Im Bild: Ein Fernschreiber, der in Washington für den heißen Draht mit Moskau verwendet wurde. (Foto: NSA)
Foto: NSA

Dem damaligen Stand der Technik entsprechend waren die Verbindungen alles andere als ausreichend geschützt. Ein dänischer Bulldozer nahe Kopenhagen kappte einmal unfreiwillig die Leitung, auch einem finnischen Farmer nahe Helsinki gelang dieses Kunststück. Und ein Feuer in einem Kabelschacht im 60 Kilometer von Washington entfernten Baltimore hinterließ ebenfalls zwei tote Enden. Doch zu wichtigen Zeitpunkten funktionierte der heiße Draht tadellos, etwa während des Sechs-Tage-Krieges 1967 im Nahen Osten, 1974 bei der türkischen Invasion im Norden Zyperns oder 1979 beim sowjetischen Einmarsch in Afghanistan.

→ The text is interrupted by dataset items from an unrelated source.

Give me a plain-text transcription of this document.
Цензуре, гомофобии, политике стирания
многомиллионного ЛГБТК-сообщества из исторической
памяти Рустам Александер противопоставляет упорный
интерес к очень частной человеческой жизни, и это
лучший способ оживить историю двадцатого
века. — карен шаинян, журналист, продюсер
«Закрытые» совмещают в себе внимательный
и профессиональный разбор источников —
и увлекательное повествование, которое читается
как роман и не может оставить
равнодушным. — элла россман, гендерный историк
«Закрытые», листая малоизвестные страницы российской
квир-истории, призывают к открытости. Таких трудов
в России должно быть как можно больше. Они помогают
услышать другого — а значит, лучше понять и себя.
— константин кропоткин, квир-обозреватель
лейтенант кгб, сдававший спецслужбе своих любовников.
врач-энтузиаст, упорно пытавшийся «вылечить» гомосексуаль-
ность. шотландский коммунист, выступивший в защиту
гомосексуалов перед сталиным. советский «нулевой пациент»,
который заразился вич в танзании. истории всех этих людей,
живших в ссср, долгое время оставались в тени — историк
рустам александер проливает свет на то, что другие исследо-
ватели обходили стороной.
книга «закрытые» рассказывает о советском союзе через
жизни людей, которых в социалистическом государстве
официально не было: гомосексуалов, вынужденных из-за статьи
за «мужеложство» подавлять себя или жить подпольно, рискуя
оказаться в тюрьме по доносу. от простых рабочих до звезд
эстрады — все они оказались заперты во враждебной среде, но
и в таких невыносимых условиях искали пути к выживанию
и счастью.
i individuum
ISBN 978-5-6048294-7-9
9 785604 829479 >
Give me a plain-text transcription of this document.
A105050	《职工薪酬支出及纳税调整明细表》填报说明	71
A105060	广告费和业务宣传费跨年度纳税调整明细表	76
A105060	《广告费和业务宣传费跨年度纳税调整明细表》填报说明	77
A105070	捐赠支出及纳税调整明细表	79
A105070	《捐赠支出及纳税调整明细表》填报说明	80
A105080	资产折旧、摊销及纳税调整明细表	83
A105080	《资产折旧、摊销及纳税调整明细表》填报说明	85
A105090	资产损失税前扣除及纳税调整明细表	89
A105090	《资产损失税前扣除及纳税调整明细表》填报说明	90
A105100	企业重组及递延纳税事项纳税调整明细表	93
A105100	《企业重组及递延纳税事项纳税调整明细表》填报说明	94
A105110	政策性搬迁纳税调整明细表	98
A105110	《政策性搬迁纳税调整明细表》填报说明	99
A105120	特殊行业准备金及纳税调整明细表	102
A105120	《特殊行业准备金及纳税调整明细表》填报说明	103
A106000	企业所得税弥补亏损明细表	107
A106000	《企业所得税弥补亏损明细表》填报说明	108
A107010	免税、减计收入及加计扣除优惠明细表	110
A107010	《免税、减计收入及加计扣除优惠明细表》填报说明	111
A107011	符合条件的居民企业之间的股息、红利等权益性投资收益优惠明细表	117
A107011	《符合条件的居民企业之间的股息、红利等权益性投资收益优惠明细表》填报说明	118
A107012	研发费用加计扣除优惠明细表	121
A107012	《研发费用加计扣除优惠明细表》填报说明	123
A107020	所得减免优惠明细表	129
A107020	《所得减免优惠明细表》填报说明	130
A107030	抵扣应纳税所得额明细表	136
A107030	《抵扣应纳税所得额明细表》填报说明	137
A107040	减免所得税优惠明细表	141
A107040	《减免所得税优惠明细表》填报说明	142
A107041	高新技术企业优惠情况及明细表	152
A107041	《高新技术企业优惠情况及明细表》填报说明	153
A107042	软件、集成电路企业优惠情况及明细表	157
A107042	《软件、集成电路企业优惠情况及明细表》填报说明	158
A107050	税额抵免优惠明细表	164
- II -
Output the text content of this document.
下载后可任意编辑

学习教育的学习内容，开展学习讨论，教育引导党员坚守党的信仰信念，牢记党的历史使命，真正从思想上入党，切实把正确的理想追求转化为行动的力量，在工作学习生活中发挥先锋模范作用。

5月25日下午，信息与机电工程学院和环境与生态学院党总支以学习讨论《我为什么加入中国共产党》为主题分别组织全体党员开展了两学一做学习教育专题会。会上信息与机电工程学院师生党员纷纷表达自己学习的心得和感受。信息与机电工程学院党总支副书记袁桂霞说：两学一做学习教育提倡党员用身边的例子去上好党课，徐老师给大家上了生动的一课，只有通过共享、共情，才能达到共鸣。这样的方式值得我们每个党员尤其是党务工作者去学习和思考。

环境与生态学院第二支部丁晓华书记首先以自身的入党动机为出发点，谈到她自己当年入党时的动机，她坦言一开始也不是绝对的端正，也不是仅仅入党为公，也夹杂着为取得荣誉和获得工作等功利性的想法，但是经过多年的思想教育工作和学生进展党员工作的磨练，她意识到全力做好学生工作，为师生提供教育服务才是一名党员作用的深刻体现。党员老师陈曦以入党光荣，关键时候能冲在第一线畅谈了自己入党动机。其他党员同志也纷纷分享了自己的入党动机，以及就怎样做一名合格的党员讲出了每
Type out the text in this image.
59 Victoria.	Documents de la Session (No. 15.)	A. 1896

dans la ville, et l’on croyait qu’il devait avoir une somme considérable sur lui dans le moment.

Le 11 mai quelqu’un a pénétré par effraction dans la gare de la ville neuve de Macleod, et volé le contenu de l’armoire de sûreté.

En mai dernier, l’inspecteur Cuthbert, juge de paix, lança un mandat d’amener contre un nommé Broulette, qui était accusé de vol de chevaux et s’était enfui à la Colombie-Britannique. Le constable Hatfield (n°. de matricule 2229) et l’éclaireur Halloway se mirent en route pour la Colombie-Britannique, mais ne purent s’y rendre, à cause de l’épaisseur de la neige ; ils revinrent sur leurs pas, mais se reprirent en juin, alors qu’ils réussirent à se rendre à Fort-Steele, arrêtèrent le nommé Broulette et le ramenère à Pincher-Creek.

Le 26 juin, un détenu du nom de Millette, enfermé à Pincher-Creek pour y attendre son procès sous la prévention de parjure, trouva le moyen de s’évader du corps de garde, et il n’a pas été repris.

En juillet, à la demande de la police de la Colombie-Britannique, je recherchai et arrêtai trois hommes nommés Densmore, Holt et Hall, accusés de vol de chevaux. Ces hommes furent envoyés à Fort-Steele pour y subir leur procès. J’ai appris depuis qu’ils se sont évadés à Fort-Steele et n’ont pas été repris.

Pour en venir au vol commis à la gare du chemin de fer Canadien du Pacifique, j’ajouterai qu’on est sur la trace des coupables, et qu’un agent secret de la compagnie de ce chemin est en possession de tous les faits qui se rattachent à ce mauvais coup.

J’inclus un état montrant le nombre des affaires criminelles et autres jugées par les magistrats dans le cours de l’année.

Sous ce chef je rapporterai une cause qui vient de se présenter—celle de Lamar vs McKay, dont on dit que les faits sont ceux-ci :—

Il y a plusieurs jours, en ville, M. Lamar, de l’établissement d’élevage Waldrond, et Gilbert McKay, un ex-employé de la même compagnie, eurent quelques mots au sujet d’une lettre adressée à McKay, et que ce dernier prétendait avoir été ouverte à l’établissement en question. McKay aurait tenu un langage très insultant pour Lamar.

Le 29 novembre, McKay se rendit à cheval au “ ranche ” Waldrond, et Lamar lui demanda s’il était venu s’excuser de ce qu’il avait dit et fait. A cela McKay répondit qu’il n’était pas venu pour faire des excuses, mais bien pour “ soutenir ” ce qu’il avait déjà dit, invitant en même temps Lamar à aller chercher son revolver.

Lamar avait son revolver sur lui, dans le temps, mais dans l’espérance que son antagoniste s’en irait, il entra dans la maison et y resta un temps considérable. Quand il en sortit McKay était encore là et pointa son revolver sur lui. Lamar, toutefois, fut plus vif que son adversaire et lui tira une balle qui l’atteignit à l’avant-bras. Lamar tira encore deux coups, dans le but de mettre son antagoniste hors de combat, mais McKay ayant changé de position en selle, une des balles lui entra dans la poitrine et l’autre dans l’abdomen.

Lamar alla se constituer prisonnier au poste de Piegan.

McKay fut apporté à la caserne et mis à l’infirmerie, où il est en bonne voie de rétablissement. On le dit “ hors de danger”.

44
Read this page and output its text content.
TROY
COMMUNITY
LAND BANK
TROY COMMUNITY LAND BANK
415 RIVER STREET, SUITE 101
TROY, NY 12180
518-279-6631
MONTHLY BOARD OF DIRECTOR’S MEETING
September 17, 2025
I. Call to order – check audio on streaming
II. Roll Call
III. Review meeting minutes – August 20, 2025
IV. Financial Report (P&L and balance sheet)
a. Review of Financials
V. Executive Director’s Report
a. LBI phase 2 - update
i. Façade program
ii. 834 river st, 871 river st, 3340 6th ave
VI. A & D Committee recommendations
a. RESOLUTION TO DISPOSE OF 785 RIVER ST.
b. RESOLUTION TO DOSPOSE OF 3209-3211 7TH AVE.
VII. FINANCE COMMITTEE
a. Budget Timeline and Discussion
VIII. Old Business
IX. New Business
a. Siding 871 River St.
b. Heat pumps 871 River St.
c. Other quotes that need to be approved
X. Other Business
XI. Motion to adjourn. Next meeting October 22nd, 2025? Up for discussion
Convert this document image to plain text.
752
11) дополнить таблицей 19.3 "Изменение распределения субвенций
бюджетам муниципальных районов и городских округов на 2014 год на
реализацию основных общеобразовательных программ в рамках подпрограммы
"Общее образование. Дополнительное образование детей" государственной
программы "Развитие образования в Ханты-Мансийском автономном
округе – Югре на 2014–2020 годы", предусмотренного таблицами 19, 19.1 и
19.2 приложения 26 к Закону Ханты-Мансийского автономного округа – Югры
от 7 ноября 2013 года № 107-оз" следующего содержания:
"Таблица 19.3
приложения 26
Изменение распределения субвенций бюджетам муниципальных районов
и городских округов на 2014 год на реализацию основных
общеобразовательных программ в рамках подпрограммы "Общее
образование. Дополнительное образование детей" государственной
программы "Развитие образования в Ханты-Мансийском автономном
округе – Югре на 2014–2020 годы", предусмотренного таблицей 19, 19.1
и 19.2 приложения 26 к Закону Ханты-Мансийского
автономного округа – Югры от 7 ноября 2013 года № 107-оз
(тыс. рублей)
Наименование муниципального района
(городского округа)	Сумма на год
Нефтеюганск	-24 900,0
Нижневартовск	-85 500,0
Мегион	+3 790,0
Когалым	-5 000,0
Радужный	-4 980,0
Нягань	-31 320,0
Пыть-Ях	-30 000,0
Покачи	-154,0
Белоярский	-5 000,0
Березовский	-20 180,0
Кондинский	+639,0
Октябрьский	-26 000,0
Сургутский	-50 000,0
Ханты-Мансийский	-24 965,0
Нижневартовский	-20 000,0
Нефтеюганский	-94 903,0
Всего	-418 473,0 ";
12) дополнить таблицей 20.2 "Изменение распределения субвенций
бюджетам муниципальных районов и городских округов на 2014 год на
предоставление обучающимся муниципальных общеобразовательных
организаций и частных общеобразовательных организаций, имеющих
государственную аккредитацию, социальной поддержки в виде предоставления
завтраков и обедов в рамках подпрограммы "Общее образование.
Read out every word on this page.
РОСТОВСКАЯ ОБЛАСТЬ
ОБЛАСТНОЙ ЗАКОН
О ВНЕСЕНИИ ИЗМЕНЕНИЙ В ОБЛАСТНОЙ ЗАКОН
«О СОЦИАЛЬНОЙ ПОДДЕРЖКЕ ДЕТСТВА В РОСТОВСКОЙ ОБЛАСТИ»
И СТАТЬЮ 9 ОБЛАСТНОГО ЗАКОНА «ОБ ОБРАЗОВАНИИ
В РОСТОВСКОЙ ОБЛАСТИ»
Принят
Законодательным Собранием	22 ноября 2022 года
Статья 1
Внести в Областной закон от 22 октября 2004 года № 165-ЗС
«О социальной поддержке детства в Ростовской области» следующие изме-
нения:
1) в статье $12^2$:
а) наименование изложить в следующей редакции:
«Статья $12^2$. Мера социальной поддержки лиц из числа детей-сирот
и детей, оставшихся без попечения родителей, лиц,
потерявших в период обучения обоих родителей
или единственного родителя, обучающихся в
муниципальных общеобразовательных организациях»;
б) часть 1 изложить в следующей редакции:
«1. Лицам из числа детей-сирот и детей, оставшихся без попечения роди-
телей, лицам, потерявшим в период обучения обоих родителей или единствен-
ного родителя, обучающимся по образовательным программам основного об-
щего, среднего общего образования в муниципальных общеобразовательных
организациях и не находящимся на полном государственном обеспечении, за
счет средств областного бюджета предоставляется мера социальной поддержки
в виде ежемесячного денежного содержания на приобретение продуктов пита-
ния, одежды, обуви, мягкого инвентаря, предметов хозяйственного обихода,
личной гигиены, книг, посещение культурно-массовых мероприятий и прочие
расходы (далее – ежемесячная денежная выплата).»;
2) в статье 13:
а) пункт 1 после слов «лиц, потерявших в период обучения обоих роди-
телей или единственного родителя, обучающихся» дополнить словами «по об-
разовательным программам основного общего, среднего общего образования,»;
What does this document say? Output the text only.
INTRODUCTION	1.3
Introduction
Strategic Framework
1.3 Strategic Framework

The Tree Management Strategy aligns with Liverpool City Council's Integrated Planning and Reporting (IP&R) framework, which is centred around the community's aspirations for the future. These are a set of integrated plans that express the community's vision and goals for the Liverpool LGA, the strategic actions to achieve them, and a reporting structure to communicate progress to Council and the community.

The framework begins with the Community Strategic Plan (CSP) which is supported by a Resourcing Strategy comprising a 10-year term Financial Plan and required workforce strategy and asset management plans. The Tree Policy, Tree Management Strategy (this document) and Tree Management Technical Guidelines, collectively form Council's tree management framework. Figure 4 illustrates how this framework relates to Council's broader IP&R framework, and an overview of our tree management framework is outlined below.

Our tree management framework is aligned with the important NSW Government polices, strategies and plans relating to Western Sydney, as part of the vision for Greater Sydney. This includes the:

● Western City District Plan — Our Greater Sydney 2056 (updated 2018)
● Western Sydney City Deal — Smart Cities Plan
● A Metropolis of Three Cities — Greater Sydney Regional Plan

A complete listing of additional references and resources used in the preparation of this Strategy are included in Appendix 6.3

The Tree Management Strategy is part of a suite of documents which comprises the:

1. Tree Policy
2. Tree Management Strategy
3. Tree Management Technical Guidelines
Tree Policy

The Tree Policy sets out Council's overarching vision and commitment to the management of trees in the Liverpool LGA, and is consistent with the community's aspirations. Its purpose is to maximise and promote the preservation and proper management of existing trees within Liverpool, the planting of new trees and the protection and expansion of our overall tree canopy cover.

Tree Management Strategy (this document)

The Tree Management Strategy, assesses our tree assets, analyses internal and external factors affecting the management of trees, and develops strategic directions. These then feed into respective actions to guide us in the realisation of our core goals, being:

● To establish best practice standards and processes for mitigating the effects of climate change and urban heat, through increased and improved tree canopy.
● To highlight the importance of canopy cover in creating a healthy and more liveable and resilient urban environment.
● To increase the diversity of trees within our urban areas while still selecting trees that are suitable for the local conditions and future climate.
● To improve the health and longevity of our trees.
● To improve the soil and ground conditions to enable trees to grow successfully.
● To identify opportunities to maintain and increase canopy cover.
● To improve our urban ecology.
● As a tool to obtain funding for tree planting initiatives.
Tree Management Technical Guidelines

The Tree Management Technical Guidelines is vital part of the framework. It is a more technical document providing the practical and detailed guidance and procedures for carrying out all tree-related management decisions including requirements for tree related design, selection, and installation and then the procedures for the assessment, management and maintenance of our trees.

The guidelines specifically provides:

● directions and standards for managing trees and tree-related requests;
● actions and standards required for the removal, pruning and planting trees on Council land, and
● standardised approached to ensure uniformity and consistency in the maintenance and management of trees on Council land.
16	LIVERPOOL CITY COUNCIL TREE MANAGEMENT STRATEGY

Besser bekannt ist dieser heiße Draht übrigens als das "Rote Telefon". Bereits seit den 1950er Jahren waren Telefone auf diplomatischer Ebene weit verbreitet und als schnellstes Kommunikationsmittel etabliert. Es erschien daher nur logisch, dass die wohl wichtigste Verbindung der Welt ebenfalls aus den damals modernen Fernsprechgeräten bestand. Doch gab es sowohl im Kreml als auch im Weißen Haus Bedenken. In Krisenzeiten steht man oft unter Stress und Druck, wurde argumentiert, die Gefahr eines unüberlegten Kommentars sei dadurch größer als in ruhigen Zeiten. Schriftlich könne man eher die diplomatische Etikette einhalten. Bei einem Telefonat hätte es zudem auf beiden Seiten einer sofortigen Übersetzung bedurft, die die Wahrscheinlichkeit eines Übersetzungsfehlers erhöht hätte. Und nur ein minimal falscher Ton hätte in diesen Fällen weitreichende Konsequenzen gehabt.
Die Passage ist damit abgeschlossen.